Perlahan, Hendrick melepas celananya, lalu aku mulai memenuhi milikku dengan miliknya. Kemudian aku mulai bergerak di atasnya dengan liar.
"Kau basah sekali, Baby," katanya lembut.
"Aku tahu. Aku sudah lama menginginkan ini."
"Kalau begitu buat dirimu puas, Baby."
Aku tidak membalasnya lagi karena aku fokus untuk menggoyahkan diriku di atasnya dengan pelepasan yang akan kudapatkan sebentar lagi.

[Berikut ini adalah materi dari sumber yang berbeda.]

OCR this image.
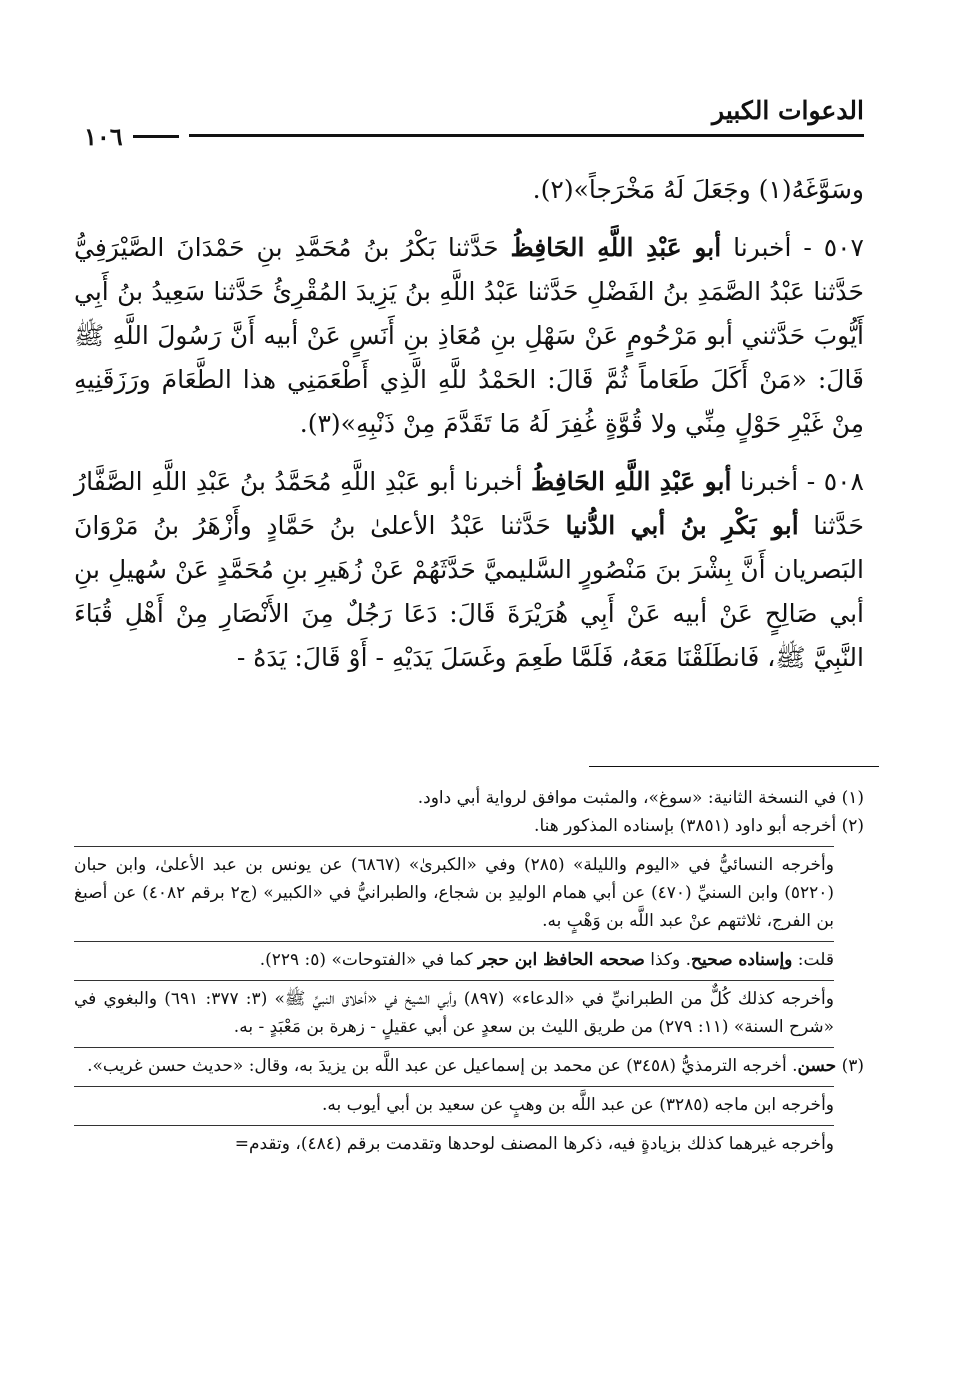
الدعوات الكبير
١٠٦

وسَوَّغَهُ(١) وجَعَلَ لَهُ مَخْرَجاً»(٢).

٥٠٧ - أخبرنا أبو عَبْدِ اللَّهِ الحَافِظُ حَدَّثنا بَكْرُ بنُ مُحَمَّدِ بنِ حَمْدَانَ الصَّيْرَفِيُّ حَدَّثنا عَبْدُ الصَّمَدِ بنُ الفَضْلِ حَدَّثنا عَبْدُ اللَّهِ بنُ يَزِيدَ المُقْرِئُ حَدَّثنا سَعِيدُ بنُ أَبِي أَيُّوبَ حَدَّثني أبو مَرْحُومٍ عَنْ سَهْلِ بنِ مُعَاذِ بنِ أَنَسٍ عَنْ أبيه أَنَّ رَسُولَ اللَّهِ ﷺ قَالَ: «مَنْ أَكَلَ طَعَاماً ثُمَّ قَالَ: الحَمْدُ للَّهِ الَّذِي أَطْعَمَنِي هذا الطَّعَامَ ورَزَقَنِيهِ مِنْ غَيْرِ حَوْلٍ مِنِّي ولا قُوَّةٍ غُفِرَ لَهُ مَا تَقَدَّمَ مِنْ ذَنْبِهِ»(٣).

٥٠٨ - أخبرنا أبو عَبْدِ اللَّهِ الحَافِظُ أخبرنا أبو عَبْدِ اللَّهِ مُحَمَّدُ بنُ عَبْدِ اللَّهِ الصَّفَّارُ حَدَّثنا أبو بَكْرِ بنُ أبي الدُّنيا حَدَّثنا عَبْدُ الأعلىٰ بنُ حَمَّادٍ وأَزْهَرُ بنُ مَرْوَانَ البَصريان أَنَّ بِشْرَ بنَ مَنْصُورٍ السَّليميَّ حَدَّثَهُمْ عَنْ زُهَيرِ بنِ مُحَمَّدٍ عَنْ سُهيلِ بنِ أبي صَالِحٍ عَنْ أبيه عَنْ أَبِي هُرَيْرَةَ قَالَ: دَعَا رَجُلٌ مِنَ الأَنْصَارِ مِنْ أَهْلِ قُبَاءَ النَّبِيَّ ﷺ، فَانطَلَقْنَا مَعَهُ، فَلَمَّا طَعِمَ وغَسَلَ يَدَيْهِ - أَوْ قَالَ: يَدَهُ -

(١) في النسخة الثانية: «سوغ»، والمثبت موافق لرواية أبي داود.

(٢) أخرجه أبو داود (٣٨٥١) بإسناده المذكور هنا.

وأخرجه النسائيُّ في «اليوم والليلة» (٢٨٥) وفي «الكبرىٰ» (٦٨٦٧) عن يونس بن عبد الأعلىٰ، وابن حبان (٥٢٢٠) وابن السنيِّ (٤٧٠) عن أبي همام الوليدِ بن شجاع، والطبرانيُّ في «الكبير» (ج٢ برقم ٤٠٨٢) عن أصبغ بن الفرج، ثلاثتهم عنْ عبد اللَّه بن وَهْبٍ به.

قلت: وإسناده صحيح. وكذا صححه الحافظ ابن حجر كما في «الفتوحات» (٥: ٢٢٩).

وأخرجه كذلك كُلٌّ من الطبرانيِّ في «الدعاء» (٨٩٧) وأبي الشيخ في «أخلاق النبيِّ ﷺ» (٣: ٣٧٧: ٦٩١) والبغوي في «شرح السنة» (١١: ٢٧٩) من طريق الليث بن سعدٍ عن أبي عقيلٍ - زهرة بن مَعْبَدٍ - به.

(٣) حسن. أخرجه الترمذيُّ (٣٤٥٨) عن محمد بن إسماعيل عن عبد اللَّه بن يزيدَ به، وقال: «حديث حسن غريب».

وأخرجه ابن ماجه (٣٢٨٥) عن عبد اللَّه بن وهبٍ عن سعيد بن أبي أيوب به.

وأخرجه غيرهما كذلك بزيادةٍ فيه، ذكرها المصنف لوحدها وتقدمت برقم (٤٨٤)، وتقدم=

Aku bahkan mulai berteriak sedikit dan menahan jeritanku karena akhirnya aku orgasme dan kemudian ambruk di atasnya.
"Sekarang, biarkan aku memuaskan diriku juga, Mayleen," katanya dengan suara yang mendominasi.
Hendrick menurunkanku dan dia mulai bergerak liar di atasku. Pada saat itu, aku mengalami orgasme dua kali lebih menyenangkan dari yang kukira.
***
"Mayleen, malam ini ayahmu dan aku akan pergi ke luar kota. Ayahmu ada pekerjaan di sana dan aku harus ikut," kata Mom kepadaku saat kami sedang sarapan.
Aku menatap Ayah yang mengangguk dan mengangkat bahu. "Oh, dan selama beberapa hari. Kami sudah menyiapkan makanan untukmu, jadi masaklah untuk dirimu sendiri, oke?" kata Dad.
"Oke. Kalian berdua nikmatilah waktu kalian," jawabku.
Aku segera menyambar tasku lalu berpamitan pada Dad dan Mom bahwa aku akan berangkat kerja. Hari ini aku pasti tidak akan terlambat. Mengingat aku terbangun dalam keadaan energiku sudah terakumulasi cukup banyak.
Aku menyalakan mobilku dan langsung menuju kantorku. Setelah sampai di kantor aku bersyukur Steven belum datang. Jadi, aku bisa lebih santai dan membuat cokelat hangat.
Ketika aku berada di mejaku untuk meletakkan barang-barang saya, aku melihat sebatang coklat dengan amplop tergeletak. Dahiku berkerut dan aku menerimanya.
Amplop itu kecil dan berisi kertas yang tidak kalah indahnya. Aku tertawa kecil saat membacanya dengan gelengan kepalaku. Aku merobek amplop itu dan menawarkan cokelat itu kepada rekan kerjaku di meja sebelah, Grace.
"Untukku?" tanya Grace.
"Ya. Untukmu. Aku hanya ingin cokelat hangat, bukan cokelat batangan," kataku.
"Yah, terima kasih kalau begitu, Mayleen. Kau yang terbaik!"
Aku tersenyum dan memaksakan diri untuk fokus pada pekerjaan sebelum Steven datang.
"Bos datang! Bos datang!" Alice mengumumkan seperti biasa. Kami semua terlibat dalam pekerjaan satu sama lain dengan sangat serius sehingga Steven akan menebak bahwa kami adalah pekerja keras. Tapi ketika Steven melewati mejaku, dia berhenti dan menatapku.
"Ke ruanganku, sekarang."
Dia di depankh dan aku melihat semua rekanku. Mendengar nada suaranya sepertinya ada kabar buruk. Tapi yah, aku tidak akan takut padanya selama aku tidak melakukan kesalahan.
Steven duduk di kursinya dan aku berdiri menatapnya kosong. Dia melepas kacamata hitamnya dan memperlihatkan mata birunya yang bersinar.
"Jadi, apakah kau sudah mempertimbangkannya?" Dia bertanya.
Alisku terangkat. Apa yang dia bicarakan? Aku bahkan tidak tahu. "Maksud kau apa?" tanyaku.
Steven berdiri dan mengitariku. Dia memainkan rambut cokelatku yang tergerai, seolah-olah dia akan mengikatnya. Kemudian napasnya terdengar tepat di belakang leherku. Dia sudah melakukan ini berkali-kali karena di balik sifatnya yang terlalu kaku dan dingin, Steven menyukaiku.
"Kencan, Mayleen. Aku mengajakmu kencan beberapa waktu lalu dan kamu bilang kamu butuh waktu untuk memikirkannya," katanya membuatku mengingat dan menyadari betapa bodohnya aku tidak memikirkan jawaban untuknya.